Long-Term Contracts: Locking In Revenue Through
Energy Fuels is the dominant Uranium producer in the United States. It operates the country's only conventional Uranium mill, holds six long-term supply contracts with US nuclear utilities through 2032, and mines Uranium at costs that generate significant margins at today's prices. The global backdrop, a structural supply deficit of approximately 5 million pounds in 2025, Kazatomprom cutting 2026 output to approximately 62 million pounds, and long-term contract prices at a 14-year high, is as constructive as it has been in a generation.

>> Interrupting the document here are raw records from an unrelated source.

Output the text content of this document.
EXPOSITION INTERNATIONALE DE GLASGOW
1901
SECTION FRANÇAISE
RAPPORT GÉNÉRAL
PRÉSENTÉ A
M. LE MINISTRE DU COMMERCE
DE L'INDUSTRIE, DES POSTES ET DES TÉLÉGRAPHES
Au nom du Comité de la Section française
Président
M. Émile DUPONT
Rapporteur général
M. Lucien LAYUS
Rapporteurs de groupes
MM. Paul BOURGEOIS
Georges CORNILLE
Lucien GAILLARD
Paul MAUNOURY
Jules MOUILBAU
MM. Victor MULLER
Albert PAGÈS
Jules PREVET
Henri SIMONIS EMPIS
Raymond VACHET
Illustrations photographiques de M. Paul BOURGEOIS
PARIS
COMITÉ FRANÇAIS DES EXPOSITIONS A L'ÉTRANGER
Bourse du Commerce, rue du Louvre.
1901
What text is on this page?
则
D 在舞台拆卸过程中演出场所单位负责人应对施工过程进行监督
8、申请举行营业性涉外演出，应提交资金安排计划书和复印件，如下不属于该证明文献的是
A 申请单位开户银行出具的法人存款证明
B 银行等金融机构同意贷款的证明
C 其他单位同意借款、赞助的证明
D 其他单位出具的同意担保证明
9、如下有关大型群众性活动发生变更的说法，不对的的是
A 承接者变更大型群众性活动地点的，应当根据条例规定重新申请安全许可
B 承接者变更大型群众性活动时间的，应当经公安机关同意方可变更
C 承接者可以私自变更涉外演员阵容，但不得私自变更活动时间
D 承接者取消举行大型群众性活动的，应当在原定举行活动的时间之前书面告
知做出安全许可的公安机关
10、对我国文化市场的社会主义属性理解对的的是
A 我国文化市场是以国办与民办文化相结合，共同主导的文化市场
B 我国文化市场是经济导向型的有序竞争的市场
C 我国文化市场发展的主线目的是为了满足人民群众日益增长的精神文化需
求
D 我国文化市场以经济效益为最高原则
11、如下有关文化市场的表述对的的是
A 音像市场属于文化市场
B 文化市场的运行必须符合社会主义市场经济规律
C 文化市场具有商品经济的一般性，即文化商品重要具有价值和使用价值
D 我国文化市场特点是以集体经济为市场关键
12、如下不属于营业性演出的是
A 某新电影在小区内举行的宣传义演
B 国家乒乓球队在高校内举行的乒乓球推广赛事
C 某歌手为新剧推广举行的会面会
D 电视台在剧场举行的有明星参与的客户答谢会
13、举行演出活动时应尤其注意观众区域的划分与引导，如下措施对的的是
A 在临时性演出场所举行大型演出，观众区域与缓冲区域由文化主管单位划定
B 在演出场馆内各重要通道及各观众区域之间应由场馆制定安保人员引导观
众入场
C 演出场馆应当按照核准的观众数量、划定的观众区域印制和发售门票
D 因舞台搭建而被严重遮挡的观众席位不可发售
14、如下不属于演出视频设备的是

The risks are real: Uranium spot prices are volatile, the company is not yet profitable at the corporate level, the REE buildout requires significant capital, and a leadership transition adds short-term execution uncertainty. For investors seeking exposure to the nuclear renaissance through a producing, low-cost, US-domiciled Uranium company with a moated processing infrastructure, Energy Fuels is one of the most compelling vehicles in the sector.
TL;DR
Energy Fuels holds the only conventional Uranium mill in the US, produces at industry-leading low costs from the Pinyon Plain Mine, and carries $927.4 million in working capital to fund a multi-year buildout spanning Uranium production growth, rare earth separation, and a proposed acquisition that would complete a mine-to-metal supply chain. The Uranium market deficit is widening, long-term contract prices hit a 14-year high in December 2025, and the company is scaling production from 1.7 million pounds mined in 2025 toward 2.0 to 2.5 million pounds in 2026. The investment case rewards patience: profitability is not yet achieved, but the structural setup and asset moat are compelling.